Sony’s Hirai Says Electronics Is Bigger Focus Than MoviesChristopher Palmeri and Brian Womack
Sony Corp. Chief Executive Officer Kazuo Hirai, under pressure to sell a stake in the company’s entertainment business, said turning around the struggling consumer electronics operation is his biggest priority.
“I don’t worry about the entertainment business, it’s doing just fine,” Hirai said yesterday in an interview at Allen & Co.’s annual conference in Sun Valley, Idaho. “Electronics is what needs the most work.”
Investor Daniel Loeb’s Third Point LLC hedge fund is pressing Hirai to sell a stake in Sony’s movie and music businesses in an initial public offering, to increase the Tokyo-based company’s stock price. Hirai has emphasized the need to fix the business that makes TVs, phones and laptops, while the Sony board is reviewing Loeb’s proposal.
Hirai, who is attending the Sun Valley conference with Michael Lynton, CEO of Sony Entertainment, said he doesn’t consider the event as a place to negotiate deals. Instead he networks and collect business cards.
Hirai pledged to investors in June he will take bolder measures to revive the electronics operation, which is losing money in TVs and smartphones. Sony’s main TV business posted nine straight annual losses for a total of 762 billion yen ($8 billion).
Without the contributions of profitable entertainment and insurance businesses, Sony would have booked 130 billion yen in losses in the year ended March 31.
Television manufacturing and the marriage of music and video to mobile devices are big areas of focus at Sony, Hirai said in the interview.
Loeb’s Third Point increased its stake in Sony last month. Funds controlled by Third Point own 70 million shares through direct ownership and cash-settled swaps, according to a June 17 letter from the investor to Hirai obtained by Bloomberg News. That equals about 6.9 percent of the Tokyo-based company’s shares on issue.
The company is regaining its edge with the new PlayStation 4 game console and Xperia smartphones, Loeb said at the time. A “semi-independent governance structure” would help Sony by making managers more accountable and allowing for better decisions on allocating capital, he said.
Sony’s motion picture unit, which includes the Columbia studio, accounted for 26 percent of operating income in the year ended March 31, while the music division featuring Adele and Bruce Springsteen represented 20 percent, according to data compiled by Bloomberg.

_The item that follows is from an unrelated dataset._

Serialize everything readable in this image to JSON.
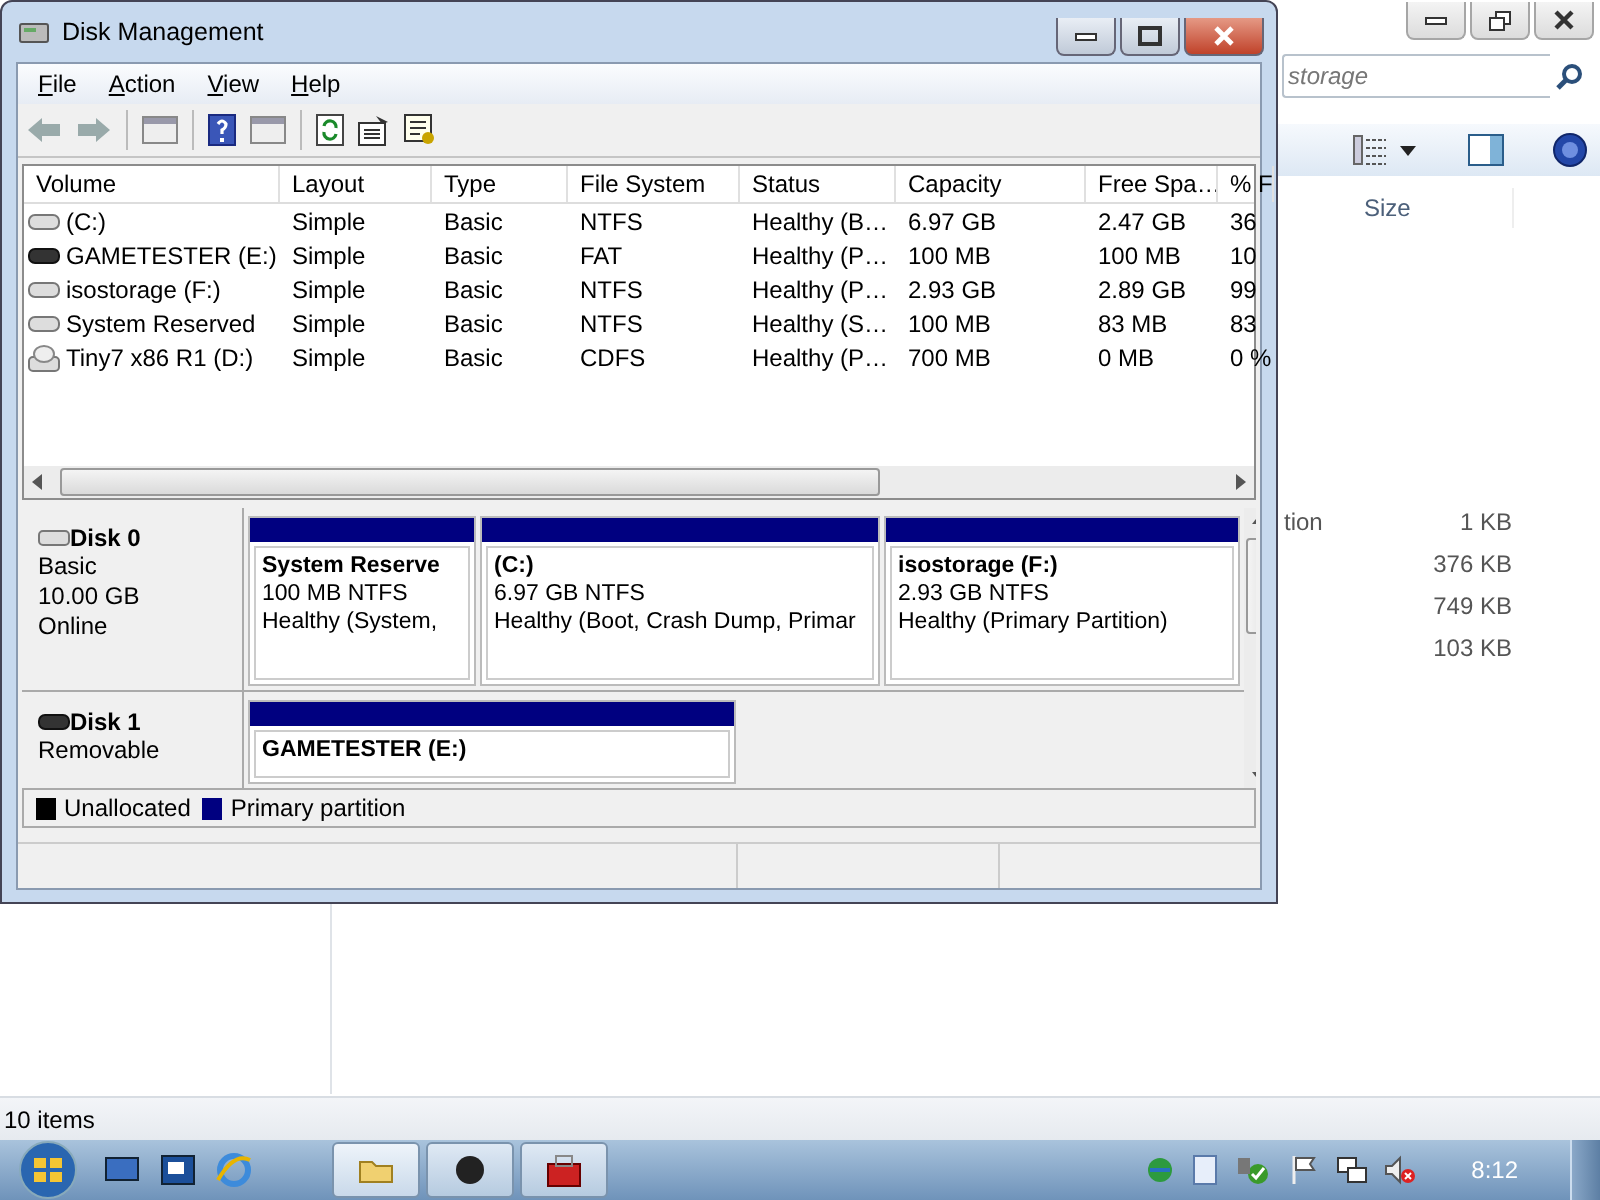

Media stocks are near all-time highs on optimism that producers of films and television shows will weather a decline in home-video revenue by selling content to newer players like Netflix Inc. and Amazon.com Inc.
Amazon yesterday announced an expanded agreement with Miramax to bring “hundreds” of titles to its Prime Instant Video streaming service, including “Pulp Fiction” and “Good Will Hunting.”
Sony American depositary receipts closed little changed at $21.77 yesterday in New York. They have almost doubled this year. The Standard & Poor’s 500 Media Index of 16 stock has advanced 26 percent this year, compared with 16 percent for the wider S&P 500.
Howard Stringer, Sony’s former chairman and chief executive officer, who is also attending the Sun Valley conference, declined to comment on Loeb’s proposal, except to say he helped Sony extend its push into entertainment.
“I put those businesses together,” Stringer said.